Sekretarz PO zrzekł się immunitetu. "Obalę wszystkie zarzuty"
Stanisław Gawłowski zdecydował o złożeniu immunitetu po zapoznaniu się z wnioskiem prokuratora generalnego o pociągnięcie go do odpowiedzialności karnej i zastosowanie tymczasowego aresztu. Poseł zamierza bronić się w sądzie.
Pismo o rezygnacji z immunitetu przyszło do kancelarii Sejmu w poniedziałek. Zgoda Gawłowskiego oznacza, że odebrania sekretarzowi PO immunitetu nie będzie musiał przegłosowywać Sejm, a prokuratura będzie mogła przedstawić Gawłowskiemu zarzuty.
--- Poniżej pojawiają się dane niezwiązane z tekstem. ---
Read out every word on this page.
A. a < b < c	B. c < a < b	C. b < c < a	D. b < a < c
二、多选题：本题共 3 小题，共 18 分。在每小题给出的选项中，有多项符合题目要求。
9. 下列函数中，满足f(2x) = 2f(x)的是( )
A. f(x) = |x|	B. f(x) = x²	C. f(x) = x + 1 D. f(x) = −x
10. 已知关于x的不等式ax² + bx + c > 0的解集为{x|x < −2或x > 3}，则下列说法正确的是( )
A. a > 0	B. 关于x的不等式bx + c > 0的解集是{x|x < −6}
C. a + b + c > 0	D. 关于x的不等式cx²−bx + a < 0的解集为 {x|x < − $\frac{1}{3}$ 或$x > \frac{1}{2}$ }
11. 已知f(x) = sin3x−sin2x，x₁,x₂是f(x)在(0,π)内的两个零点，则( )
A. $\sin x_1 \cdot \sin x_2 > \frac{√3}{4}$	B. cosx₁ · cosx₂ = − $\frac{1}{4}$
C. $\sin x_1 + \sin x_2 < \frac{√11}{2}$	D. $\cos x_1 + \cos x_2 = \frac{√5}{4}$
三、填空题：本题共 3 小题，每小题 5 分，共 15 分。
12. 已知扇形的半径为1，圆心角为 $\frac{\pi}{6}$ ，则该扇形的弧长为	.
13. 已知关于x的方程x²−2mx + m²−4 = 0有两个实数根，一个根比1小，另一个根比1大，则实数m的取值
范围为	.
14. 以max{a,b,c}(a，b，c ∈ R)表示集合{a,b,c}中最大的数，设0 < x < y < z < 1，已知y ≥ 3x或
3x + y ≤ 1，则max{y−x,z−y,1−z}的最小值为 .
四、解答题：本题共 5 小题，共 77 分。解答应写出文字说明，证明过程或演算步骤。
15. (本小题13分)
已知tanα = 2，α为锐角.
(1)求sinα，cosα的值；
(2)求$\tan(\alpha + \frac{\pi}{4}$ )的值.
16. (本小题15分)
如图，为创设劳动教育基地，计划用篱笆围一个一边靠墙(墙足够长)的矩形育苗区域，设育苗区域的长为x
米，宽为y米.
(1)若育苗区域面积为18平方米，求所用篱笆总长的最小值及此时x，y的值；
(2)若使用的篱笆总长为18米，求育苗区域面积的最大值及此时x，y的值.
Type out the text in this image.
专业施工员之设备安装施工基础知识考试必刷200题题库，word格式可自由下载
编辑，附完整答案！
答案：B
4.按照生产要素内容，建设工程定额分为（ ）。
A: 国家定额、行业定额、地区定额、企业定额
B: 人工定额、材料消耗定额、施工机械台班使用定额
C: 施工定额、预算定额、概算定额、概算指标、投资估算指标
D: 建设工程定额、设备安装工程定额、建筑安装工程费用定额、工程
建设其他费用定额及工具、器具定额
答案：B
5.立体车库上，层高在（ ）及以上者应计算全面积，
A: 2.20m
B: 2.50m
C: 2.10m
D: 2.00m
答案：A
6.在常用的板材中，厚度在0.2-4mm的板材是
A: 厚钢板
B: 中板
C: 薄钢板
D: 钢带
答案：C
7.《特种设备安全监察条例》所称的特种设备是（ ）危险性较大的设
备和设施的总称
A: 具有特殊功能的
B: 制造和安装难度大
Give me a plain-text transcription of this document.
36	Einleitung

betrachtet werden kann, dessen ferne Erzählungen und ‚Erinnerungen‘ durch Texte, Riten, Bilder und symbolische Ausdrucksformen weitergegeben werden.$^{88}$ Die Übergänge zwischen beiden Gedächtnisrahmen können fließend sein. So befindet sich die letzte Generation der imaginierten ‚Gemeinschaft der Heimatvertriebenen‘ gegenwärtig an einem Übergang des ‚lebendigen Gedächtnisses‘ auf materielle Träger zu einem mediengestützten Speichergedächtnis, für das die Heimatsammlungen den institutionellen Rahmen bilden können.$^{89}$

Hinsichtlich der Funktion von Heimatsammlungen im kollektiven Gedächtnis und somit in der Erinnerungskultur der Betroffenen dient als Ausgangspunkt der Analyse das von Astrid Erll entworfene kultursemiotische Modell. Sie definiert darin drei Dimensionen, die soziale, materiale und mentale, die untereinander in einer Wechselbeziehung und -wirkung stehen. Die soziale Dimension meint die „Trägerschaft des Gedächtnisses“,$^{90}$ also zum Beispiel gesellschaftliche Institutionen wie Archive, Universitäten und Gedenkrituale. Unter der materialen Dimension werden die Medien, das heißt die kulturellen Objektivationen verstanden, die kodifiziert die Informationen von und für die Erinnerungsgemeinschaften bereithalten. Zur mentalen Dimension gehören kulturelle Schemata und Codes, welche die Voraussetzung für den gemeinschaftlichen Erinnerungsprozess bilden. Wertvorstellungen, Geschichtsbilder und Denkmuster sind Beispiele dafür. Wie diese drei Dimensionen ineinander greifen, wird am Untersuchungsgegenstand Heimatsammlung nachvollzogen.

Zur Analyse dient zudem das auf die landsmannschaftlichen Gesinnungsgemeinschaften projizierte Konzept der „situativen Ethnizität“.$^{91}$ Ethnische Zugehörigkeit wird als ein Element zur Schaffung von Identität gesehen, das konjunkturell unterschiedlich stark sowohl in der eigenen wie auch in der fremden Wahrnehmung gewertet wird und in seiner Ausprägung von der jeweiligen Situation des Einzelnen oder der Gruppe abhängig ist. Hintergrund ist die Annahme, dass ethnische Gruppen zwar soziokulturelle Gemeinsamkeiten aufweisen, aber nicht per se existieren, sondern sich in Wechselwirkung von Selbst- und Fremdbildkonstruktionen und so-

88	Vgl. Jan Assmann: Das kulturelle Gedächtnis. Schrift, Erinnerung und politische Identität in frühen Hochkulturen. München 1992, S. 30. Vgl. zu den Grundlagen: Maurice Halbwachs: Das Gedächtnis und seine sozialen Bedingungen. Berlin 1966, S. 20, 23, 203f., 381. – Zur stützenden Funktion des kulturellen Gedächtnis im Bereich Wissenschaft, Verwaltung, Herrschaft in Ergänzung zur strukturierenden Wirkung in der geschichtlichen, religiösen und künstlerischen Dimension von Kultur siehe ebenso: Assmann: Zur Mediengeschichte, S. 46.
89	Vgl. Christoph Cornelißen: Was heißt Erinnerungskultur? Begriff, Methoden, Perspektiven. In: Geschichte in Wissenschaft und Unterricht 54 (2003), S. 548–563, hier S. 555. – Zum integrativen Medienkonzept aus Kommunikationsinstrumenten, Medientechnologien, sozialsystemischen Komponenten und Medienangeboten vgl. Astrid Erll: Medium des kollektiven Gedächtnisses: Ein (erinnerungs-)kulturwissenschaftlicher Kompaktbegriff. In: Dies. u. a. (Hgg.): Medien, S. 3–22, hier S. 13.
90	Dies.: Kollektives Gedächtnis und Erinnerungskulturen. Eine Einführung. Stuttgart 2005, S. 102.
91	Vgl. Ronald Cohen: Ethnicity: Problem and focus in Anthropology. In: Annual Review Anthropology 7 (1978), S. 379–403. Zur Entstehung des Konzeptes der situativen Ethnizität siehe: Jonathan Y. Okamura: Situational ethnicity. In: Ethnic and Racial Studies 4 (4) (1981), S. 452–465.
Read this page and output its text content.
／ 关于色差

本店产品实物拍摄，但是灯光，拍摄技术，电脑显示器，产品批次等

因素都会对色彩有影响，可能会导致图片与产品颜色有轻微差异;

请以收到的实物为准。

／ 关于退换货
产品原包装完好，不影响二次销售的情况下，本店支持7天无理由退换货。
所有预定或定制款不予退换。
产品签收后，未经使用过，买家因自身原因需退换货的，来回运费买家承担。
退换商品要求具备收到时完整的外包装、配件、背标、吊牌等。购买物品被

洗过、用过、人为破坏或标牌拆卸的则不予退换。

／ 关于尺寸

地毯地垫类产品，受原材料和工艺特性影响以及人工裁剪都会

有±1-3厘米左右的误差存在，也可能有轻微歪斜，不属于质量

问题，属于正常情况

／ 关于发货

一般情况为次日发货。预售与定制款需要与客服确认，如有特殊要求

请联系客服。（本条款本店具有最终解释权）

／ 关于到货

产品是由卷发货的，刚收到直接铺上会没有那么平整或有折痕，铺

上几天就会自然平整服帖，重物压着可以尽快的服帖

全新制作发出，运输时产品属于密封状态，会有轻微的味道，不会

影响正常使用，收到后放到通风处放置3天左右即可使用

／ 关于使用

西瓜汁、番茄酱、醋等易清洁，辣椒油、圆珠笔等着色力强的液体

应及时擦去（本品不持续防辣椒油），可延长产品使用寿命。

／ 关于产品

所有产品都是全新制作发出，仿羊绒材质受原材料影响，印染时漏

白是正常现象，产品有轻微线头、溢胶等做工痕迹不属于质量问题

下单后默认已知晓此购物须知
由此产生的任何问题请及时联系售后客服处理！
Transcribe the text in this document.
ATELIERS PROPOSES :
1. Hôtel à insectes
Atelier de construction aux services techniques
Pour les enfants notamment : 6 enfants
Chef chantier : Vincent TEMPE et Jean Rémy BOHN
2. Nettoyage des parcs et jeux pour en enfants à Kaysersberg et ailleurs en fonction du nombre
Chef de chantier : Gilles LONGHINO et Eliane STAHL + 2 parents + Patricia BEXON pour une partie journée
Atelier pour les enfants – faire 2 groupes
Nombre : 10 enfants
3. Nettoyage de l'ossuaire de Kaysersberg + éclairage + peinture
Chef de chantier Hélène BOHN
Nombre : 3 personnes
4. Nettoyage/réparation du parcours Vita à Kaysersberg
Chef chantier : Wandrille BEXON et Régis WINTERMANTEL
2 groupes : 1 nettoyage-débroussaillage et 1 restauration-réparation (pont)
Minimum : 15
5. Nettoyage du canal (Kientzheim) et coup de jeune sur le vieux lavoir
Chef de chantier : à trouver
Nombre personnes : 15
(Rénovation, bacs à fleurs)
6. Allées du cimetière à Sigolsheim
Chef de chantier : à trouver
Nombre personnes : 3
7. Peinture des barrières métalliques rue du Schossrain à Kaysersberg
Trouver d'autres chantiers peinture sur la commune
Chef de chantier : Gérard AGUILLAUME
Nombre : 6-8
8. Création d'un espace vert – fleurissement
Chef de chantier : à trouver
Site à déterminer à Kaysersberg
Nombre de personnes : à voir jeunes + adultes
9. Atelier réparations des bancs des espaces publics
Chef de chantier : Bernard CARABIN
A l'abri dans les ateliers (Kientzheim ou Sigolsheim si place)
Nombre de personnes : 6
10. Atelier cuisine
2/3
Nie zostanie jednak wykonany wniosek prokuratury o osadzenie polityka w areszcie. Na to najpierw musieliby zgodzić się posłowie, a następnie sąd.
- Nie zgadzam się z żadnym z zarzutów, które chce mi przedstawić prokuratura. Każdy obalę - zapowiada w rozmowie z "Gazetą Wyborczą" poseł.
Zarzuty, które chce odeprzeć Gawłowski, mają charakter korupcyjny. Mimo że polityk zrzekł się immunitetu, nie zamierza rezygnować z funkcji partyjnych: sekretarza generalnego partii oraz szefa Platformy na Pomorzu Zachodnim.